Being a year-round operation gives the massive store, which also houses a warehouse for its online business, an edge over the flurry of temporary shops that pop up during the Halloween season.
“We cater to our clientele. We’ll stock a lot more product than a temporary store will ever stock,” George says, adding that the store’s own “haunted hallway” is an attraction in itself.
The idea of Halloween as a year-round industry is growing, albeit slowly, she says. “I don’t think it’s everywhere but I do see more and more types of retailers carrying this type of product in the off-season.”
Nearly three-quarters of Americans will celebrate Halloween this year, according to a survey conducted for the National Retail Federation (NRF). That’s up from just over 50% in 2005.
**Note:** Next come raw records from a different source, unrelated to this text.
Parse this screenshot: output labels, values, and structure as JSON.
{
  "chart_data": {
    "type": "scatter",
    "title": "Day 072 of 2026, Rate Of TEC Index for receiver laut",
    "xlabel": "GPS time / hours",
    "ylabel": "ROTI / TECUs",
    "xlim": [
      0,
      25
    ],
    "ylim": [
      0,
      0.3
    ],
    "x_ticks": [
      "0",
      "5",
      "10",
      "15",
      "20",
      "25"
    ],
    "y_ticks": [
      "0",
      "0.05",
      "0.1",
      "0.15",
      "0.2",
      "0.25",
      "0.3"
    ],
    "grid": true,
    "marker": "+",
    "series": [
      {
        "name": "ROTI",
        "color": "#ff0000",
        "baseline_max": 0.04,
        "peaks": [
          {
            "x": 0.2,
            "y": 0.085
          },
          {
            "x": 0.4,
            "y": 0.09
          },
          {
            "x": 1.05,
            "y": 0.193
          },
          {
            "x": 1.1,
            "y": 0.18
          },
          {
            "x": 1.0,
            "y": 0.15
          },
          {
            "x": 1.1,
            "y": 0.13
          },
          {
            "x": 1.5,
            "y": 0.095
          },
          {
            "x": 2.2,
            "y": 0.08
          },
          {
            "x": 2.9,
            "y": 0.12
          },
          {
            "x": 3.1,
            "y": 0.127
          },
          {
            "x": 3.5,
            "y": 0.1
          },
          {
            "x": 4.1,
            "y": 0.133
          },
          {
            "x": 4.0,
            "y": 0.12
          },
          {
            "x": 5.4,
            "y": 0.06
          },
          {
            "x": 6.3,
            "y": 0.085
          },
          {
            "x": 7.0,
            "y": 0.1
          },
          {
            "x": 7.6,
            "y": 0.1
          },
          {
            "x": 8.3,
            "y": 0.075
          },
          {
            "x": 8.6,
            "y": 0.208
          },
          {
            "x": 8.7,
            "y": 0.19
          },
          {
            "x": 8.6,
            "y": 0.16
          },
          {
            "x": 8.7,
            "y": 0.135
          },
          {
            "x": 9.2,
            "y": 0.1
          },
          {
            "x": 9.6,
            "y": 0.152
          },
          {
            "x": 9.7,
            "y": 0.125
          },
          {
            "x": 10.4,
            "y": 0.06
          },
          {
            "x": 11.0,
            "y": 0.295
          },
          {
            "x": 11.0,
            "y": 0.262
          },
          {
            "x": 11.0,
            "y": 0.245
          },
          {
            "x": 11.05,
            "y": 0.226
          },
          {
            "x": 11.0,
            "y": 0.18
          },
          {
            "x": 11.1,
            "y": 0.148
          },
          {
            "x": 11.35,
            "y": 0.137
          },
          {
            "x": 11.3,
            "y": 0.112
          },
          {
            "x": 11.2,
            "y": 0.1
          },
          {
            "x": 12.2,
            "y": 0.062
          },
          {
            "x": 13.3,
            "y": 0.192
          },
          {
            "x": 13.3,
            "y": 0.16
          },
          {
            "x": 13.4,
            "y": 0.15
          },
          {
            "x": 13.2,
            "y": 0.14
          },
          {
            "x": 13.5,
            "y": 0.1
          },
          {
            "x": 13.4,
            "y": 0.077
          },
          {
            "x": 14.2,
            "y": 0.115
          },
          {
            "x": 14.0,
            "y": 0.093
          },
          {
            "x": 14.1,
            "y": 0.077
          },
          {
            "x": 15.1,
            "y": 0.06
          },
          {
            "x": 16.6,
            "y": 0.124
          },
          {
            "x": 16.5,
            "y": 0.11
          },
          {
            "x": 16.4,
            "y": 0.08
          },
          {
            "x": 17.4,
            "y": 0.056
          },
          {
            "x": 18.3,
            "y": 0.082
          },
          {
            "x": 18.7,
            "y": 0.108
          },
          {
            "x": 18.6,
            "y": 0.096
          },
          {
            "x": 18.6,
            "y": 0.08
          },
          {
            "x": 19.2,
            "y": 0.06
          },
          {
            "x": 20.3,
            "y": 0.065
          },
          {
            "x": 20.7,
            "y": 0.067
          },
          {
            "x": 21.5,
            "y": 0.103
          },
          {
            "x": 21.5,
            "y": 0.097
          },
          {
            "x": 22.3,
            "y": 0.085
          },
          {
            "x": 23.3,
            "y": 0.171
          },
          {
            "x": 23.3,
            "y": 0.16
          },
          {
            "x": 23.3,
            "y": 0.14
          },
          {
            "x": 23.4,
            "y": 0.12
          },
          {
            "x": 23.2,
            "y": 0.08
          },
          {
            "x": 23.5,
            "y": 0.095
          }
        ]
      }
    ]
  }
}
The NRF estimates Halloween spending will reach a record $8 billion this year. The holiday is also growing outside of the U.S., notably in the UK, where Planet Retail estimates Halloween sales will rise to almost $549 million this year.
Patrick Konopelski, president of the Haunted Attraction Association, an organization representing more than 2,500 haunts, links the ever-growing popularity of Halloween to the desire to be entertained.
“People today more than ever want to experience life,” he says. Halloween-inspired attractions like haunts aren’t just a passing fad. They’re “now part of the culture,” says Konopelski.
Year-round attractions are still in the minority, but that’s mainly due to their business models. It just isn’t financially feasible for large attractions, which can be expensive to run, to stay open all year, Konopelski says.
For example, Shocktoberfest, a scream park he owns, employs as many as 100 people. “When you have that many people on payroll you have to put through thousands and thousands of people, and a short season is incredibly efficient,” he says.
But the demand is there, he says. “This generation is a non-spectator generation. They want to participate in an experience.”
For a small operator like Warfield, it makes sense to keep going the way he has. Up to a dozen people might help out around Halloween, but for the rest of the year, he’s a one-man show.
Whether in June or October, he starts every tour in the same place. Standing in the parlor, he begins telling the history of the house of horrors in his gravelly voice.
And even though he’s been at it for a quarter-century, it doesn’t get tiresome. “I never get tired of hearing people laughing and screaming,” he says. “I have tremendous fun. No one has more fun than I do. I hope to be doing this when I’m 95 years old.”